I may take a while to post again because I'll be busy for the next few days packing and traveling to CarverFest (a two week hi-fi drunk-fest in the NC Mountains with a bunch of Carver gear owners). While I'm there I'll ponder some more and pick some brains and hope for enlightenment. Perhaps the Bobfather (Bob Carver) will weigh in (at the risk of further confusion on my part).

Charlie
The only scientific way to resolve this, is to test the hypothesis, and that means measurement. Otherwise it is just all hot air. The DATS units are not expensive and easy to use. So measurement of Fs of two drivers in and out of the enclosure is what is required. This is especially important these days, as people claim all sorts of untrue nonsense. At this time I am high skeptical that arrangement lowers Fs of the drivers. The rest of it I can understand. However benefits at those low frequencies of that polar response is mute due to frequencies rapidly becoming omnidirectional.
 
J

jazzman53

Audioholic Intern
Taking a short break from packing for my trip.

I continue to ponder the relationship between the woofer's measured impedance peak and it's resonance. Eminence states on their website that they determine the woofer's resonance by the impedance peak, and my understanding is that this is the industry standard method.

I'm thinking that the impedance would have to include the mechanical resistance of the air and suspension, and also the back EMF generated by the voice coil cutting thru the magnet's flux. The back EMF specifically would have to peak with the resonance peak, as both reflect the cone's motion.

Absent convincing evidence to the contrary, the only thing that makes any sense to me at this point, is that the mechanical resistance and back EMF correlate to the resonance, and these are generating the impedance peak, so the resonance and impedance peaks must correlate exactly.
 
TLS Guy

TLS Guy

Seriously, I have no life.
Taking a short break from packing for my trip.

I continue to ponder the relationship between the woofer's measured impedance peak and it's resonance. Eminence states on their website that they determine the woofer's resonance by the impedance peak, and my understanding is that this is the industry standard method.
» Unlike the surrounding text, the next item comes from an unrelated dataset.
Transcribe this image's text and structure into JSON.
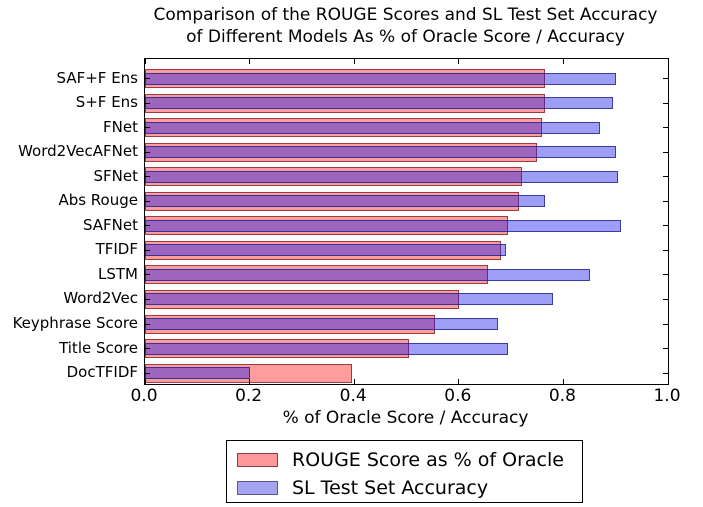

I'm thinking that the impedance would have to include the mechanical resistance of the air and suspension, and also the back EMF generated by the voice coil cutting thru the magnet's flux. The back EMF specifically would have to peak with the resonance peak, as both reflect the cone's motion.

Absent convincing evidence to the contrary, the only thing that makes any sense to me at this point, is that the mechanical resistance and back EMF correlate to the resonance, and these are generating the impedance peak, so the resonance and impedance peaks must correlate exactly.
With all those openings, I cant see that the loading is significantly different from free air. It seems to me that most likely the physics is open air rather than tuned. There is nothing about that design that would make it a tuned design. Adding drivers does not change the Fs ever. In fact in any tuned design the only T/S parameter that changes is VAS, and the driver power, and radiating area. They are both doubled obviously and resistance and inductance are halved assuming a parallel connection.
 
J

jazzman53

Audioholic Intern
It seems to me the predominant component of the impedance peak would be back EMF generated by movement of the voice coil. If that is so, it would be consistent with a resonance peak.

If the resonance did not generate the impedance peak, the we have to explain what did.